In [ 48 ], a new energy efficient design principle for the BS colocated with the MEC server to minimize its energy consumption, while ensuring self-sustainable computation at the mobile devices through WPT , is investigated using the Lagrangian duality method. A multiuser MEC system consisting of a multiantenna access point and multiple users is assumed. Each mobile device is equipped with two antennas, one for WPT and the other for computational offloading.
The antennas operate over different frequency bands such that WPT and computational offloading can be performed simultaneously, without mutual interference. Users rely on their harvested wireless energy to execute the latency-sensitive computational tasks either via local computing or possibly partial offloading to the MEC server.
The optimal policy under energy harvesting constraints is obtained leveraging the Lagrange duality [ 49 ] and the ellipsoid methods [ 50 ].
During the MEC computation offloading process, the energy consumption for processing the task involves the energy spent by the mobile device to transmit the data to the MEC server and that involved in the computation at the server side.

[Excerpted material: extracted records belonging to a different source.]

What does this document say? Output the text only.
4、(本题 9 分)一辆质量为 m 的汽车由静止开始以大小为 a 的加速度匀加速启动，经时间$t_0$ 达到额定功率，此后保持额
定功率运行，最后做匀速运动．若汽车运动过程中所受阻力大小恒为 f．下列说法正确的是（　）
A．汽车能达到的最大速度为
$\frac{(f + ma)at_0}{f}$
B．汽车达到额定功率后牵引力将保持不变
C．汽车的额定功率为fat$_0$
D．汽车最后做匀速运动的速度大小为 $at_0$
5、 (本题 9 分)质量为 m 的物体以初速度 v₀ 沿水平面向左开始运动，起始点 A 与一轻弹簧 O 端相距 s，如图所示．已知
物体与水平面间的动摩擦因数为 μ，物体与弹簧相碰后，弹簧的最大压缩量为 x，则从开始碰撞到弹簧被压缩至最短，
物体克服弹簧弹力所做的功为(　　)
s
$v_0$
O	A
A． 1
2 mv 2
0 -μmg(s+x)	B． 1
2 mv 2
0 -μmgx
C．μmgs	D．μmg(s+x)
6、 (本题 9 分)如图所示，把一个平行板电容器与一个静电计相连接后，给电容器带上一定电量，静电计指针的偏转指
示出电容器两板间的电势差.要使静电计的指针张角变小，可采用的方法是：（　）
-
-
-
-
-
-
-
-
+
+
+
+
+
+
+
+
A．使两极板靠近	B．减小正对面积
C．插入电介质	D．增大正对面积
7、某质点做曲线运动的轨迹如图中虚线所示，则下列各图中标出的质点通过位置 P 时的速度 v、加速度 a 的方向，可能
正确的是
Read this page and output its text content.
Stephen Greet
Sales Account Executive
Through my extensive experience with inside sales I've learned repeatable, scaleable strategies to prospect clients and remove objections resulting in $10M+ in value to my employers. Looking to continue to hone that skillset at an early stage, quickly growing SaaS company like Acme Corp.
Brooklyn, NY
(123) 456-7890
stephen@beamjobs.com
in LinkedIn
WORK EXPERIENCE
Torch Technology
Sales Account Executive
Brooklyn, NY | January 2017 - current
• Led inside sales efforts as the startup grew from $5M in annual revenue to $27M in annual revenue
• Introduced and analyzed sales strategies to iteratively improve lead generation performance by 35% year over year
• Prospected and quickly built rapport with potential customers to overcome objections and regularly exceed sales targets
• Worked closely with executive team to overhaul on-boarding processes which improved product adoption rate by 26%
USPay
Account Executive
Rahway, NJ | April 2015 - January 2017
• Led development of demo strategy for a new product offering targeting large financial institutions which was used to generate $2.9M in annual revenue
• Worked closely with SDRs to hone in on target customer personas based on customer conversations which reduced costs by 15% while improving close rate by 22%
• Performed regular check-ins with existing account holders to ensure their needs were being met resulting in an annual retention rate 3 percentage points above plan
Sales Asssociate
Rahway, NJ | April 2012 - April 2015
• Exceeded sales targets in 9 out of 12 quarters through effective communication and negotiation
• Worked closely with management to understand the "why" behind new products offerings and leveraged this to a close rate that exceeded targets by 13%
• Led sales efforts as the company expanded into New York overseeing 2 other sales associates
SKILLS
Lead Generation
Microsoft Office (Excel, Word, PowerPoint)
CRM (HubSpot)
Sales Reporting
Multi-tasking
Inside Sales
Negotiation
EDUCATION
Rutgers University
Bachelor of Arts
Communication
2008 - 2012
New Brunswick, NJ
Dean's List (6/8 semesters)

To minimize the system energy consumption under latency constraints, a three-stage energy optimization scheme, that is, i mobile device classification, ii priority determination, and iii radio resource allocation, is proposed in [ 43 ]. This algorithm involves priority assignment and classification type for mobile devices to reduce the problem complexity.
The problem is formulated as a special maximum cardinality bin packing program [ 51 ], where mobile devices choose their task allocation mode through binary strategies, taking into account the transmission interference with other terminals and the limited radio resources.
The obtained numerical results demonstrate that the approach increases the energy efficiency of the MEC system. The MEC server is assumed to have knowledge of the local computation energy consumption, of channel gains and fairness indices for all users.
The resource allocation is formulated as a convex optimization problem, whose solution is obtained through dual-decomposition coupled with a relaxation constraint on the cloud capacity.